Apps für die analoge Welt

Wenzel und Mitgründer Benno ist wichtig, dass das Pflegen des eigenen Facebook-Profils nicht über der Pflege echter Freundschaften steht. Dass sie mit ihren Botschaften einen Nerv treffen, zeigt sich deutlich an den Reaktionen, die sie ernten. „Viele fühlen sich auch provoziert. Als würde man etwas völlig Abwegiges verlangen“, lässt sich Benno zitieren.

Tanzen statt Twittern

Vielleicht ist es abwegig, sich von einem Gerät zu trennen, das auf Knopfdruck die Heizung in fernen Zuhause anschaltet, das für Unterhaltung sorgt, wenn sonst keine Gesellschaft da ist, und das sogar mihilfe entsprechender Apps unsere Gesundheit im Auge behält. Warum also nicht getrost die warnenden Stimmen überhören, die von krankhafter Abhängigkeit sprechen, gar von sozialer Isolation?

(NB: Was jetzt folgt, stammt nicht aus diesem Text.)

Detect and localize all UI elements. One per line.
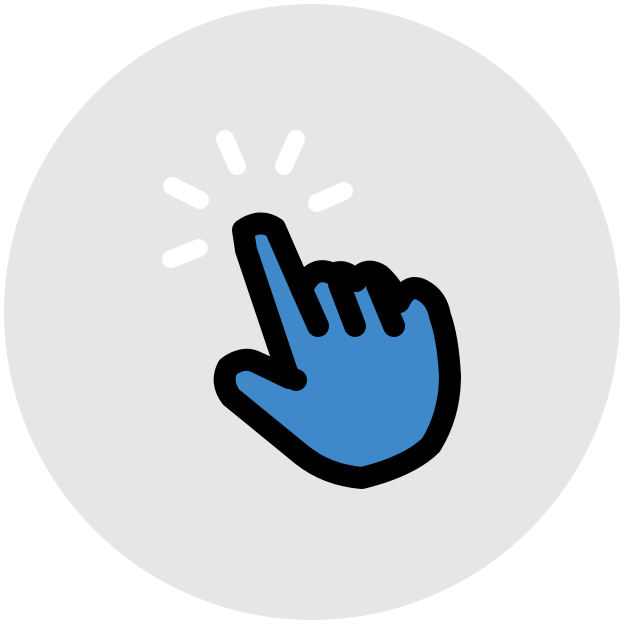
finger-line <box>328 273 366 337</box>
click-ray <box>162 239 208 268</box>
click-ray <box>275 130 305 175</box>
click-hand-icon <box>4 4 620 620</box>
click-ray <box>308 182 353 212</box>
click-ray <box>216 130 246 175</box>
finger-line <box>247 352 307 391</box>
finger-line <box>291 279 329 337</box>
icon-canvas <box>0 0 625 625</box>
finger-line <box>366 274 405 337</box>
click-ray <box>163 177 209 209</box>
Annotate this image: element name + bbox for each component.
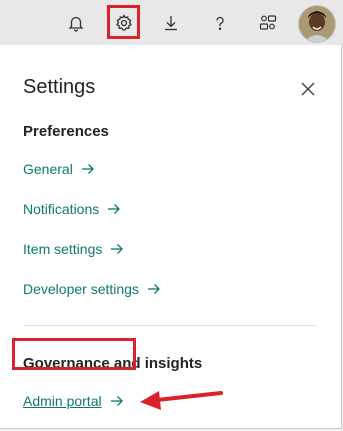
arrow-right-icon bbox=[81, 163, 95, 175]
admin-portal-link-label: Admin portal bbox=[23, 393, 102, 409]
item-settings-link[interactable]: Item settings bbox=[23, 241, 124, 257]
panel-title: Settings bbox=[23, 76, 96, 98]
general-link-label: General bbox=[23, 161, 73, 177]
gear-highlight-box bbox=[107, 5, 140, 39]
help-icon[interactable] bbox=[205, 8, 235, 38]
settings-panel: Settings Preferences General Notificatio… bbox=[0, 45, 342, 429]
bell-icon[interactable] bbox=[61, 8, 91, 38]
arrow-right-icon bbox=[107, 203, 121, 215]
item-settings-link-label: Item settings bbox=[23, 241, 103, 257]
notifications-link[interactable]: Notifications bbox=[23, 201, 121, 217]
notifications-link-label: Notifications bbox=[23, 201, 100, 217]
download-icon[interactable] bbox=[156, 8, 186, 38]
avatar[interactable] bbox=[298, 5, 336, 43]
developer-settings-link-label: Developer settings bbox=[23, 281, 139, 297]
arrow-right-icon bbox=[110, 395, 124, 407]
top-bar bbox=[0, 0, 343, 45]
close-icon[interactable] bbox=[297, 78, 319, 100]
admin-portal-highlight-box bbox=[12, 338, 136, 370]
arrow-right-icon bbox=[147, 283, 161, 295]
developer-settings-link[interactable]: Developer settings bbox=[23, 281, 161, 297]
red-arrow-to-admin-portal bbox=[140, 391, 223, 410]
feedback-icon[interactable] bbox=[253, 8, 283, 38]
arrow-right-icon bbox=[110, 243, 124, 255]
general-link[interactable]: General bbox=[23, 161, 95, 177]
preferences-heading: Preferences bbox=[23, 123, 109, 140]
section-divider bbox=[23, 325, 315, 326]
admin-portal-link[interactable]: Admin portal bbox=[23, 393, 124, 409]
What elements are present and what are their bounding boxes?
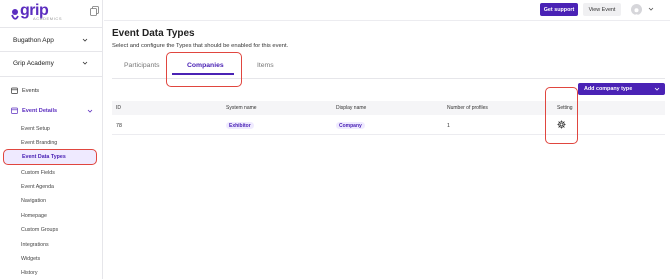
highlight-box <box>166 52 242 87</box>
page-subtitle: Select and configure the Types that shou… <box>112 43 289 49</box>
sidebar-item-label: Event Data Types <box>22 154 66 160</box>
nav-item-label: Events <box>22 87 40 94</box>
get-support-button[interactable]: Get support <box>540 3 578 16</box>
copy-icon[interactable] <box>90 6 99 16</box>
chevron-down-icon <box>82 38 88 42</box>
sidebar-item-event-data-types[interactable]: Event Data Types <box>3 149 97 165</box>
divider <box>0 27 103 28</box>
sidebar-item-custom-groups[interactable]: Custom Groups <box>3 223 97 236</box>
divider <box>0 76 103 77</box>
sidebar-item-label: Widgets <box>21 255 41 262</box>
app-selector[interactable]: Bugathon App <box>8 32 94 48</box>
sidebar-item-label: Event Setup <box>21 125 50 132</box>
nav-section-label: Event Details <box>22 107 58 114</box>
display-name-badge: Company <box>336 122 365 129</box>
chevron-down-icon[interactable] <box>648 6 654 12</box>
app-selector-label: Bugathon App <box>13 36 54 44</box>
view-event-button[interactable]: View Event <box>583 3 621 16</box>
add-company-type-button[interactable]: Add company type <box>578 83 665 95</box>
divider <box>0 51 103 52</box>
sidebar-item-widgets[interactable]: Widgets <box>3 252 97 265</box>
nav-section-event-details[interactable]: Event Details <box>8 104 98 117</box>
highlight-box <box>545 87 578 144</box>
sidebar-item-event-agenda[interactable]: Event Agenda <box>3 180 97 193</box>
column-header-profiles: Number of profiles <box>447 105 488 111</box>
academy-selector[interactable]: Grip Academy <box>8 55 94 71</box>
column-header-system-name: System name <box>226 105 257 111</box>
sidebar-item-homepage[interactable]: Homepage <box>3 209 97 222</box>
sidebar-item-integrations[interactable]: Integrations <box>3 238 97 251</box>
column-header-display-name: Display name <box>336 105 367 111</box>
page-title: Event Data Types <box>112 28 195 39</box>
sidebar-item-label: Integrations <box>21 241 49 248</box>
sidebar-item-label: Event Agenda <box>21 183 54 190</box>
sidebar-item-label: History <box>21 269 38 276</box>
sidebar-item-label: Custom Fields <box>21 169 55 176</box>
calendar-icon <box>11 107 18 114</box>
chevron-down-icon <box>87 109 93 113</box>
table-row[interactable]: 78 Exhibitor Company 1 <box>112 115 665 135</box>
divider <box>104 20 670 21</box>
system-name-badge: Exhibitor <box>226 122 254 129</box>
avatar[interactable] <box>631 4 642 15</box>
sidebar-item-label: Custom Groups <box>21 226 59 233</box>
chevron-down-icon <box>654 87 660 91</box>
sidebar-item-custom-fields[interactable]: Custom Fields <box>3 166 97 179</box>
sidebar: grip ACADEMICS Bugathon App Grip Academy… <box>0 0 103 279</box>
table-header: ID System name Display name Number of pr… <box>112 101 665 115</box>
chevron-down-icon <box>82 61 88 65</box>
sidebar-item-event-branding[interactable]: Event Branding <box>3 136 97 149</box>
sidebar-item-history[interactable]: History <box>3 266 97 279</box>
tab-items[interactable]: Items <box>257 62 274 69</box>
nav-item-events[interactable]: Events <box>8 84 98 97</box>
sidebar-item-label: Navigation <box>21 197 47 204</box>
add-company-type-label: Add company type <box>584 86 633 92</box>
user-icon <box>634 8 639 15</box>
cell-id: 78 <box>116 123 122 129</box>
cell-profiles: 1 <box>447 123 450 129</box>
calendar-icon <box>11 87 18 94</box>
sidebar-item-event-setup[interactable]: Event Setup <box>3 122 97 135</box>
logo-subtext: ACADEMICS <box>33 16 63 21</box>
tab-participants[interactable]: Participants <box>124 62 160 69</box>
academy-selector-label: Grip Academy <box>13 59 54 67</box>
sidebar-item-label: Event Branding <box>21 139 58 146</box>
sidebar-item-label: Homepage <box>21 212 47 219</box>
column-header-id: ID <box>116 105 121 111</box>
sidebar-item-navigation[interactable]: Navigation <box>3 194 97 207</box>
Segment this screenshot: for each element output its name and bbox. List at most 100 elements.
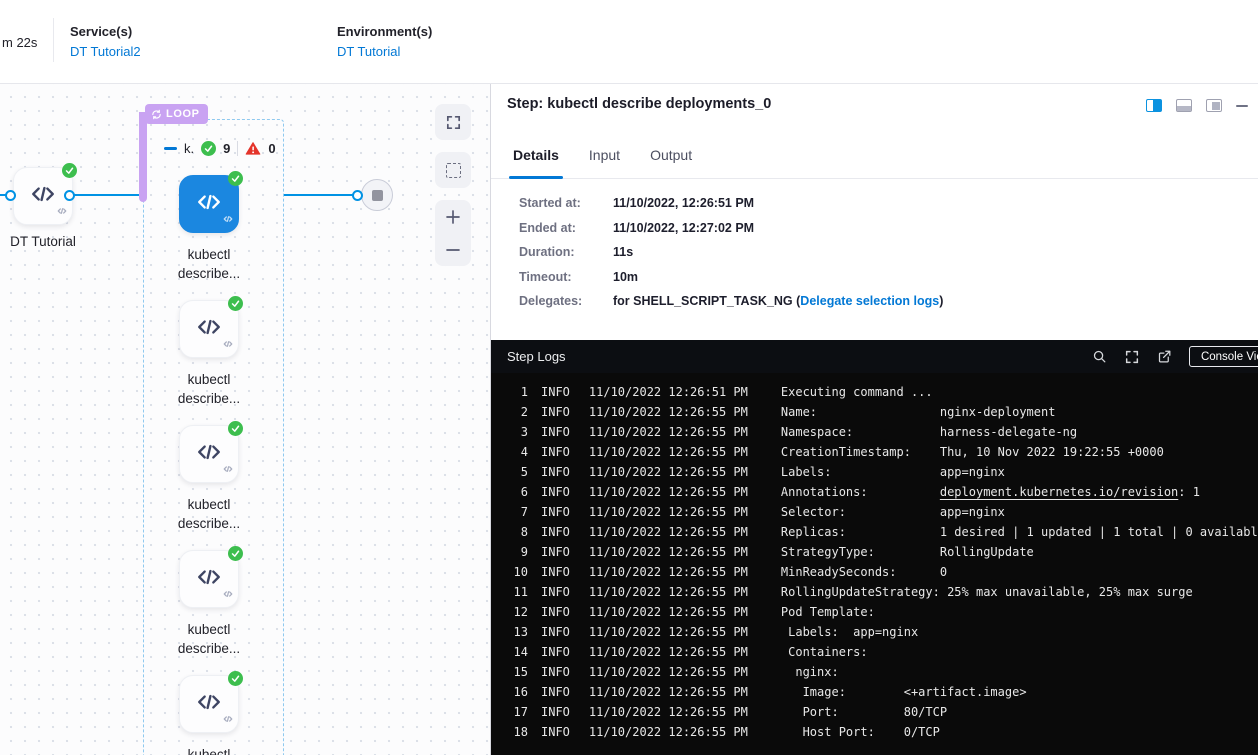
service-link[interactable]: DT Tutorial2 xyxy=(70,44,141,59)
log-actions: Console View xyxy=(1092,346,1258,367)
multi-select-button[interactable] xyxy=(435,152,471,188)
detail-value: for SHELL_SCRIPT_TASK_NG (Delegate selec… xyxy=(613,294,943,308)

Weil diese Stimmen Recht haben. Während wir unsere virtuelle Identität inszenieren, wird unser analoges Dasein immer unnahbarer. Sich nicht ständig ablenken zu lassen durch kleine oder große Bildschirme kann eigentlich nicht so schwer sein. Ist es auch nicht! Wir müssen uns dafür nicht mal wirklich anstrengen: Immerhin gibt es auch dafür eine Abstinenz-App.